То, что принес десантник, застало его врасплох, и он вновь ощутил сопротивление души и обиду: почему это выпало именно ему? Почему не другому, для кого, может быть, вовсе безразлично, кто они там, защитники Мырятина? Могло же и повезти ему, как везло хотя бы Чарновскому: у него целый фланг держали румыны, о которых сам фюрер высказался: «Чтоб заставить воевать одну румынскую дивизию, надо, чтоб за нею стояло восемь немецких».
И как же выскользнуть из этой ловушки? Может быть, только одним путем: завлечь в нее другого, для кого она и не ловушка, а самый обычный городок, опорный пункт Правобережья, за который тоже награды…
…В этот вечер генерал Кобрисов сказал адъютанту Донскому:
— А соедини-ка меня, братец, с нашим соседушкой.
— С которым? — спросил Донской. — Справа? Слева?
— Ну, что ты, братец! Который слева, до него не дозвонишься, он важным делом занят, Предславль берет. С Чарновским хочу поговорить. Если его нет на месте, пусть позвонит, когда сможет.
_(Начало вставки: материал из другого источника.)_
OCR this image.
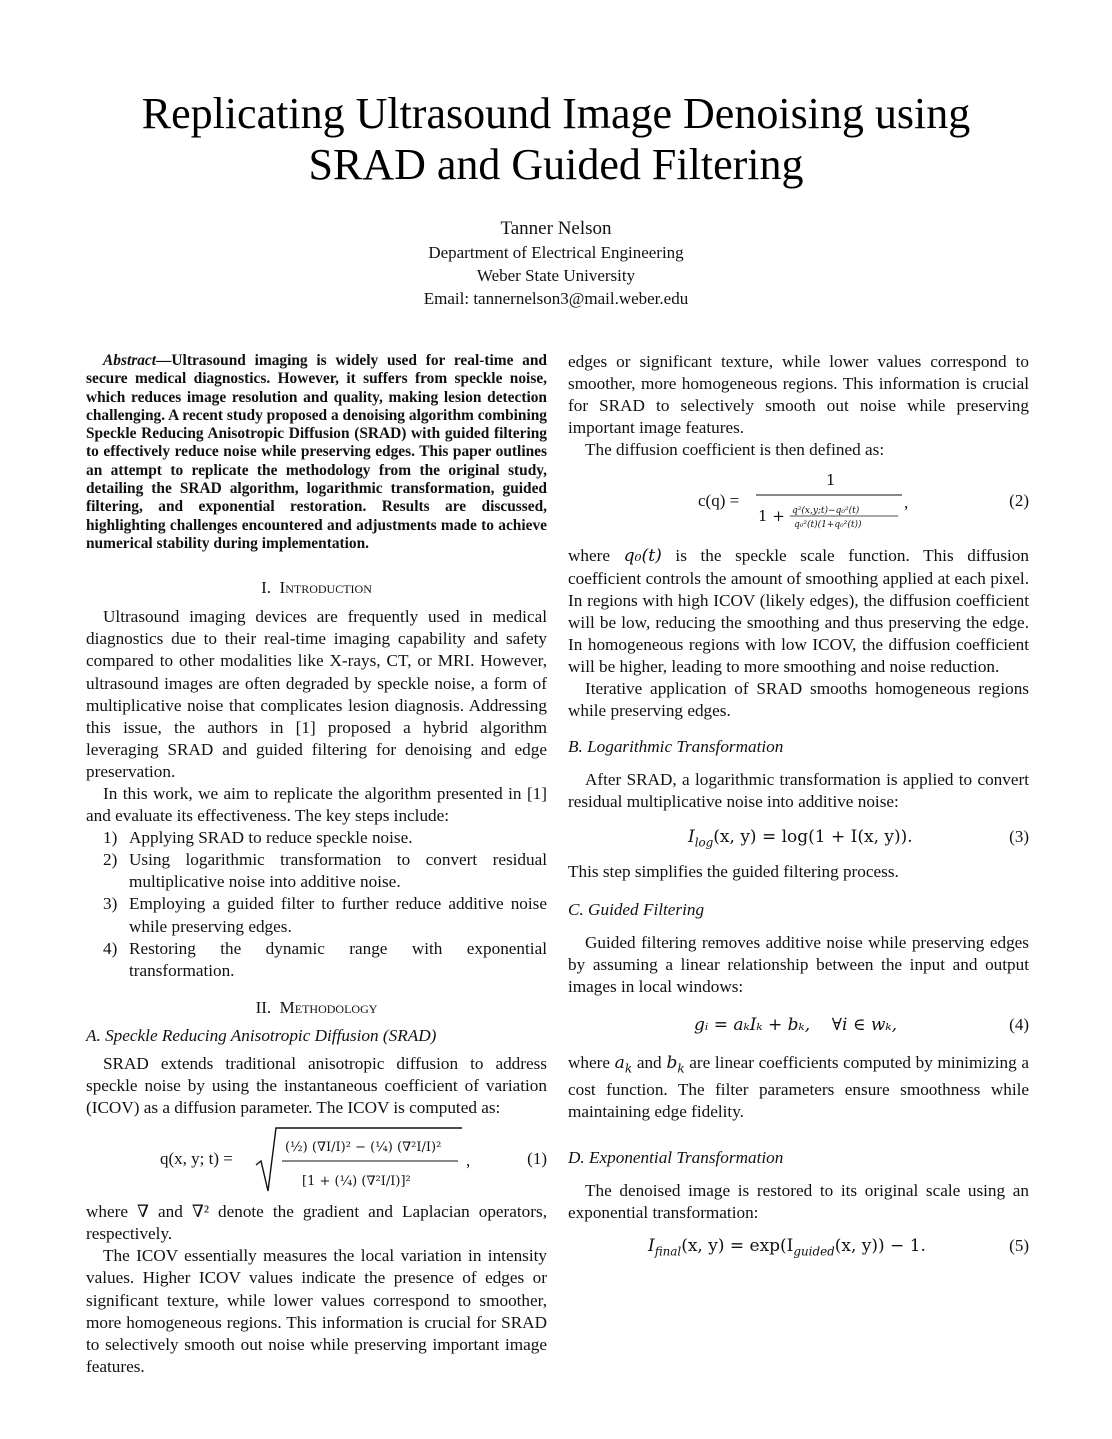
Replicating Ultrasound Image Denoising using
SRAD and Guided Filtering
Tanner Nelson
Department of Electrical Engineering
Weber State University
Email: tannernelson3@mail.weber.edu

Abstract—Ultrasound imaging is widely used for real-time and secure medical diagnostics. However, it suffers from speckle noise, which reduces image resolution and quality, making lesion detection challenging. A recent study proposed a denoising algorithm combining Speckle Reducing Anisotropic Diffusion (SRAD) with guided filtering to effectively reduce noise while preserving edges. This paper outlines an attempt to replicate the methodology from the original study, detailing the SRAD algorithm, logarithmic transformation, guided filtering, and exponential restoration. Results are discussed, highlighting challenges encountered and adjustments made to achieve numerical stability during implementation.

I. Introduction

Ultrasound imaging devices are frequently used in medical diagnostics due to their real-time imaging capability and safety compared to other modalities like X-rays, CT, or MRI. However, ultrasound images are often degraded by speckle noise, a form of multiplicative noise that complicates lesion diagnosis. Addressing this issue, the authors in [1] proposed a hybrid algorithm leveraging SRAD and guided filtering for denoising and edge preservation.

In this work, we aim to replicate the algorithm presented in [1] and evaluate its effectiveness. The key steps include:

1) Applying SRAD to reduce speckle noise.
2) Using logarithmic transformation to convert residual multiplicative noise into additive noise.
3) Employing a guided filter to further reduce additive noise while preserving edges.
4) Restoring the dynamic range with exponential transformation.

II. Methodology

A. Speckle Reducing Anisotropic Diffusion (SRAD)

SRAD extends traditional anisotropic diffusion to address speckle noise by using the instantaneous coefficient of variation (ICOV) as a diffusion parameter. The ICOV is computed as:

q(x, y; t) =
(½) (∇I/I)² − (¼) (∇²I/I)²
[1 + (¼) (∇²I/I)]²
,	(1)

where ∇ and ∇² denote the gradient and Laplacian operators, respectively.

The ICOV essentially measures the local variation in intensity values. Higher ICOV values indicate the presence of edges or significant texture, while lower values correspond to smoother, more homogeneous regions. This information is crucial for SRAD to selectively smooth out noise while preserving important image features.

edges or significant texture, while lower values correspond to smoother, more homogeneous regions. This information is crucial for SRAD to selectively smooth out noise while preserving important image features.

The diffusion coefficient is then defined as:

c(q) =
1
1 + q²(x,y;t)−q₀²(t)
q₀²(t)(1+q₀²(t))
,	(2)

where q₀(t) is the speckle scale function. This diffusion coefficient controls the amount of smoothing applied at each pixel. In regions with high ICOV (likely edges), the diffusion coefficient will be low, reducing the smoothing and thus preserving the edge. In homogeneous regions with low ICOV, the diffusion coefficient will be higher, leading to more smoothing and noise reduction.

Iterative application of SRAD smooths homogeneous regions while preserving edges.

B. Logarithmic Transformation

After SRAD, a logarithmic transformation is applied to convert residual multiplicative noise into additive noise:

$I_{log}(x$, y) = log(1 + I(x, y)).	(3)

This step simplifies the guided filtering process.

C. Guided Filtering

Guided filtering removes additive noise while preserving edges by assuming a linear relationship between the input and output images in local windows:

gᵢ = aₖIₖ + bₖ,    ∀i ∈ wₖ,	(4)

where $a_k$ and $b_k$ are linear coefficients computed by minimizing a cost function. The filter parameters ensure smoothness while maintaining edge fidelity.

D. Exponential Transformation

The denoised image is restored to its original scale using an exponential transformation:

$I_{final}(x$, $y) = \exp(I_{guided}(x$, y)) − 1.	(5)
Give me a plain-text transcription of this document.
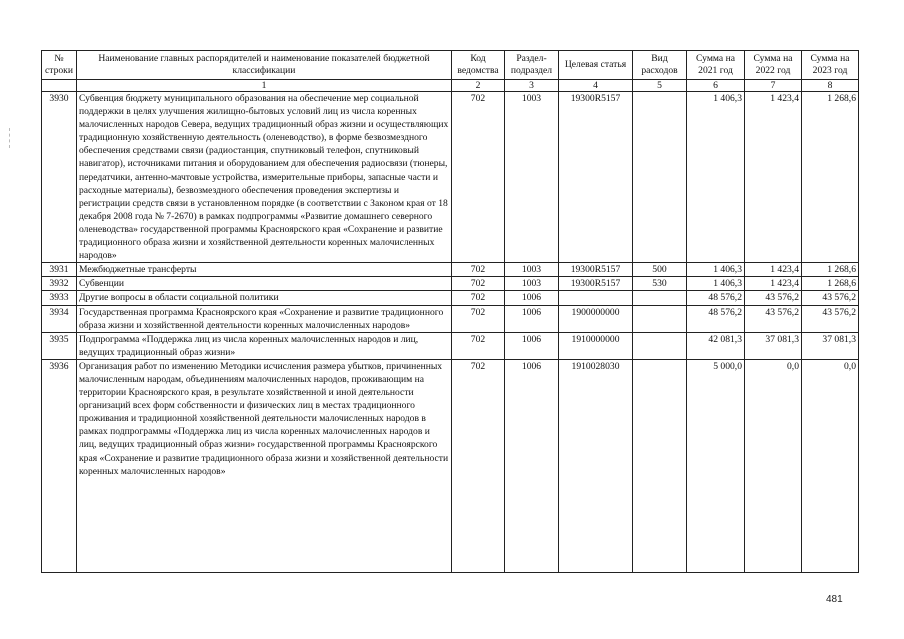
№ строки	Наименование главных распорядителей и наименование показателей бюджетной классификации	Код ведомства	Раздел-подраздел	Целевая статья	Вид расходов	Сумма на 2021 год	Сумма на 2022 год	Сумма на 2023 год
	1	2	3	4	5	6	7	8
3930	Субвенция бюджету муниципального образования на обеспечение мер социальной поддержки в целях улучшения жилищно-бытовых условий лиц из числа коренных малочисленных народов Севера, ведущих традиционный образ жизни и осуществляющих традиционную хозяйственную деятельность (оленеводство), в форме безвозмездного обеспечения средствами связи (радиостанция, спутниковый телефон, спутниковый навигатор), источниками питания и оборудованием для обеспечения радиосвязи (тюнеры, передатчики, антенно-мачтовые устройства, измерительные приборы, запасные части и расходные материалы), безвозмездного обеспечения проведения экспертизы и регистрации средств связи в установленном порядке (в соответствии с Законом края от 18 декабря 2008 года № 7-2670) в рамках подпрограммы «Развитие домашнего северного оленеводства» государственной программы Красноярского края «Сохранение и развитие традиционного образа жизни и хозяйственной деятельности коренных малочисленных народов»	702	1003	19300R5157		1 406,3	1 423,4	1 268,6
3931	Межбюджетные трансферты	702	1003	19300R5157	500	1 406,3	1 423,4	1 268,6
3932	Субвенции	702	1003	19300R5157	530	1 406,3	1 423,4	1 268,6
3933	Другие вопросы в области социальной политики	702	1006			48 576,2	43 576,2	43 576,2
3934	Государственная программа Красноярского края «Сохранение и развитие традиционного образа жизни и хозяйственной деятельности коренных малочисленных народов»	702	1006	1900000000		48 576,2	43 576,2	43 576,2
3935	Подпрограмма «Поддержка лиц из числа коренных малочисленных народов и лиц, ведущих традиционный образ жизни»	702	1006	1910000000		42 081,3	37 081,3	37 081,3
3936	Организация работ по изменению Методики исчисления размера убытков, причиненных малочисленным народам, объединениям малочисленных народов, проживающим на территории Красноярского края, в результате хозяйственной и иной деятельности организаций всех форм собственности и физических лиц в местах традиционного проживания и традиционной хозяйственной деятельности малочисленных народов в рамках подпрограммы «Поддержка лиц из числа коренных малочисленных народов и лиц, ведущих традиционный образ жизни» государственной программы Красноярского края «Сохранение и развитие традиционного образа жизни и хозяйственной деятельности коренных малочисленных народов»	702	1006	1910028030		5 000,0	0,0	0,0
481
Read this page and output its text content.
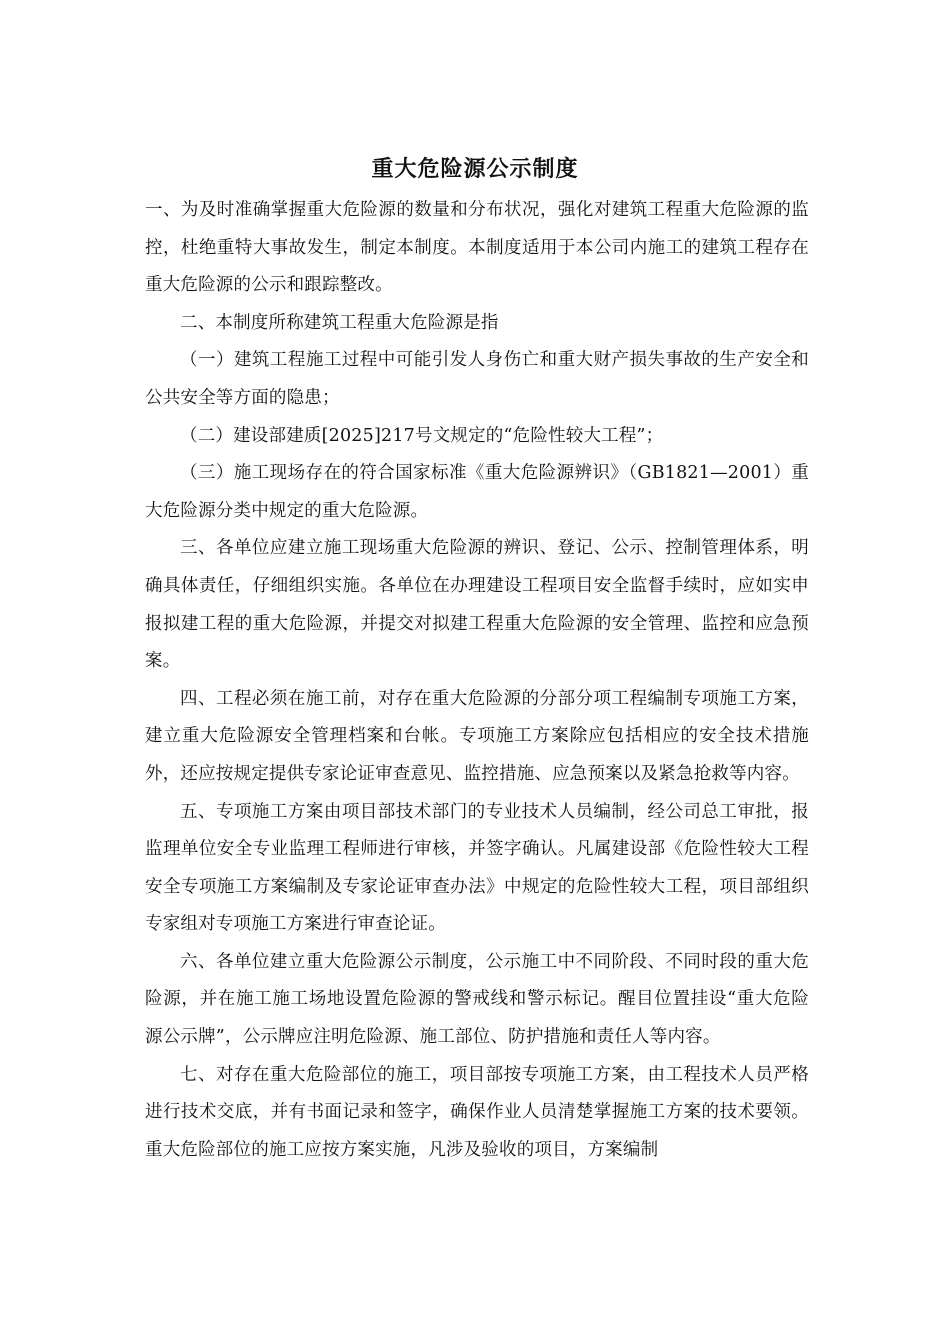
重大危险源公示制度

一、为及时准确掌握重大危险源的数量和分布状况，强化对建筑工程重大危险源的监控，杜绝重特大事故发生，制定本制度。本制度适用于本公司内施工的建筑工程存在重大危险源的公示和跟踪整改。

二、本制度所称建筑工程重大危险源是指

（一）建筑工程施工过程中可能引发人身伤亡和重大财产损失事故的生产安全和公共安全等方面的隐患；

（二）建设部建质[2025]217号文规定的“危险性较大工程”；

（三）施工现场存在的符合国家标准《重大危险源辨识》（GB1821—2001）重大危险源分类中规定的重大危险源。

三、各单位应建立施工现场重大危险源的辨识、登记、公示、控制管理体系，明确具体责任，仔细组织实施。各单位在办理建设工程项目安全监督手续时，应如实申报拟建工程的重大危险源，并提交对拟建工程重大危险源的安全管理、监控和应急预案。

四、工程必须在施工前，对存在重大危险源的分部分项工程编制专项施工方案，建立重大危险源安全管理档案和台帐。专项施工方案除应包括相应的安全技术措施外，还应按规定提供专家论证审查意见、监控措施、应急预案以及紧急抢救等内容。

五、专项施工方案由项目部技术部门的专业技术人员编制，经公司总工审批，报监理单位安全专业监理工程师进行审核，并签字确认。凡属建设部《危险性较大工程安全专项施工方案编制及专家论证审查办法》中规定的危险性较大工程，项目部组织专家组对专项施工方案进行审查论证。

六、各单位建立重大危险源公示制度，公示施工中不同阶段、不同时段的重大危险源，并在施工施工场地设置危险源的警戒线和警示标记。醒目位置挂设“重大危险源公示牌”，公示牌应注明危险源、施工部位、防护措施和责任人等内容。

七、对存在重大危险部位的施工，项目部按专项施工方案，由工程技术人员严格进行技术交底，并有书面记录和签字，确保作业人员清楚掌握施工方案的技术要领。重大危险部位的施工应按方案实施，凡涉及验收的项目，方案编制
Есть у меня для него сюрприз.
— Так и сказать: «сюрприз»?
— Так и скажи.
2
И вот он подходил к черте решающей, к Рубикону. В тот солнечный, даже слишком щедрый для середины октября день они стояли у окна, генерал Кобрисов с генералом Чарновским, на втором этаже вокзальчика в Спасо-Песковцах, бдительно погладывая на площадь внизу и на устье впадающей в нее аллеи.
Маленькая площадь, усыпанная облетевшими зелеными листьями тополей, была пуста, стоял на ней только «виллис» Чарновского. Из-под «виллиса» торчали ноги водителя Сиротина — он, как всегда, с охотой чинил чужое. Шофер Чарновского, присев на корточки, подавал советы.
Центром площади был круглый насыпной цветник, на нем сохранился изгрызенный пулями и осколками серый пьедестал «под мрамор», из которого росли ноги с ботинками и штанинами. Сам гипсовый вождь, крашенный в серебрянку, лежал ничком в высоком бурьяне, откинув сломанную указующую руку. Свергли его, должно быть, не снарядом, а поворотом танковой пушки — о том говорили изогнутые, вытянутые из пьедестала прутья арматуры.
— Что ж, Василий Данилыч, считаем — договорились? — сказал Кобрисов, чувствуя нетерпение и даже отчего-то страх.
Чарновский, держа руку на его плече и слегка обвиснув, приклонил к нему голову и легонько боднул в висок. Лицо Чарновского светилось улыбкой, классическое лицо украинского песенного «лыцаря», гоголевского Андрия, чернобровое и белозубое.
— Будь спокоен, Фотий Иваныч, не дрожи. А все же скребет маленько, сознайся? Кошки не скребут?
— С чего бы?
— А может, прогадываешь ты? — Чарновский большим пальцем пырнул его в широкий бок, чуть повыше ремня, от чего Фотий Иванович и не пошевелился. Участок твой, что ты мне отрезать готов, вдруг — золотая жила? А я ее разработаю. Честно сказать, с этим твоим Мырятином мне возни дня на три, не больше. Да к нему — две задействованные переправы. Которые я, между прочим, себе запишу в актив.